The belt carries the ink around the corner and then turns left and into the press where it meets a sheet of paper that has been fed into the cylinders. As the image on the belt comes in contact with the paper, the thin film of ink is transferred by pressure from the belt to the paper. This transfer takes place between Blanket Cylinder 1 and the first Impression Cylinder (with the belt and paper between).
The ink on the paper is completely dry when it emerges from the pinch of those two cylinders.
The paper is then passed around an intermediate cylinder and on to a Perfecting Cylinder which can either pass the sheet onward, or flip the sheet over, handing its trailing edge to the next Blanket and Impression cylinder pair for printing the other side.

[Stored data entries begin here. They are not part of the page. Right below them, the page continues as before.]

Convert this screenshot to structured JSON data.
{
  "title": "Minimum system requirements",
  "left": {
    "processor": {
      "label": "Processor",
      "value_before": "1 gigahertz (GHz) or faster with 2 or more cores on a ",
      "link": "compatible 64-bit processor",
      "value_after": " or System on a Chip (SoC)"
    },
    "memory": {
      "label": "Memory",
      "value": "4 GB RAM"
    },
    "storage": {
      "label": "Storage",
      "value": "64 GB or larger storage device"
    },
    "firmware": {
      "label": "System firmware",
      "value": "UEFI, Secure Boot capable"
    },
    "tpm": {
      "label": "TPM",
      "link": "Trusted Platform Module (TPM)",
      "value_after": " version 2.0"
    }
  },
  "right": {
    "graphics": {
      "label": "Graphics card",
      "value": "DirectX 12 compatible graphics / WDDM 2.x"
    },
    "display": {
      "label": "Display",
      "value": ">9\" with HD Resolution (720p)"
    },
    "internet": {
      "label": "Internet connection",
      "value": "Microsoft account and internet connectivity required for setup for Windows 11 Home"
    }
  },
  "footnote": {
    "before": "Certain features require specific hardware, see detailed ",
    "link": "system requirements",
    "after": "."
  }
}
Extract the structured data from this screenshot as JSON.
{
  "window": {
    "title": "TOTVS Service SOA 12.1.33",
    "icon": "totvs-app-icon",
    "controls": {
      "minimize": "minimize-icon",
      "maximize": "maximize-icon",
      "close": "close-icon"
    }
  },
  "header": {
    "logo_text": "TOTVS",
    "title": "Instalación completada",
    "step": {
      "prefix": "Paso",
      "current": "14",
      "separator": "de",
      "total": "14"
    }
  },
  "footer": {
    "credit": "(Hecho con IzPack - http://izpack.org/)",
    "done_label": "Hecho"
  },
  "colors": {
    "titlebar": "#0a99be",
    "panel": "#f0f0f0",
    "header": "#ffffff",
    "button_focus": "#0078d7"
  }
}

This technique requires that the front side and back-side images must be printed to the belt in alternating order to perfect a sheet. So, when perfecting, the belt will carry images in front-back-front-back order. If the sheet does not perfect, then there would be only one side imaged to the belt, and it will double the output of the press by printing only the one side of each sheet.
On an offset press, one tries not to lose control of the gripper-edge by delivering the trailing-edge of the sheet to the gripper. On Heidelberg presses, for example, the perfecting system flips the sheet when perfecting, but maintains register by holding on to the original gripper edge – even when it is feeding the opposite direction into the press when perfecting. I don’t know if the Nanopress does this, but I would be surprised if it does not.
Front-to-back register is controllable on the press console with register cameras capturing images of the register marks on both sides of the sheet as it is imaged.
Once both sides of the press sheet are imaged, the paper is carried toward the delivery pile. Along this path there is another set of cylinders that can optionally hand the sheet to a conventional coating unit (part of the Komori press components). Here, an aqueous liquid coating can be applied to the sheet on both sides if desired.
The press sheet is carried by the delivery chain and dropped onto the receding delivery pile. The printing is then complete.
When the press goes to its idle stage, the seven ink-jet bars recede into parking places where the heads are kept away from dust and air in the machine. Both humidity and temperature are maintained in these parking spaces to protect the ink-jet heads, keeping them ready to run the next job.
At Blueprint, they keep the press warm and humidified 24 hours a day. The press is run for two shifts, and stands idle for the third shift.
Post-press operations – cutting, folding and binding – can commence immediately because the press sheets are completely dry the moment they arrive at the delivery. Offset printing would be allowed to dry for at least a few hours before commencing on these operations.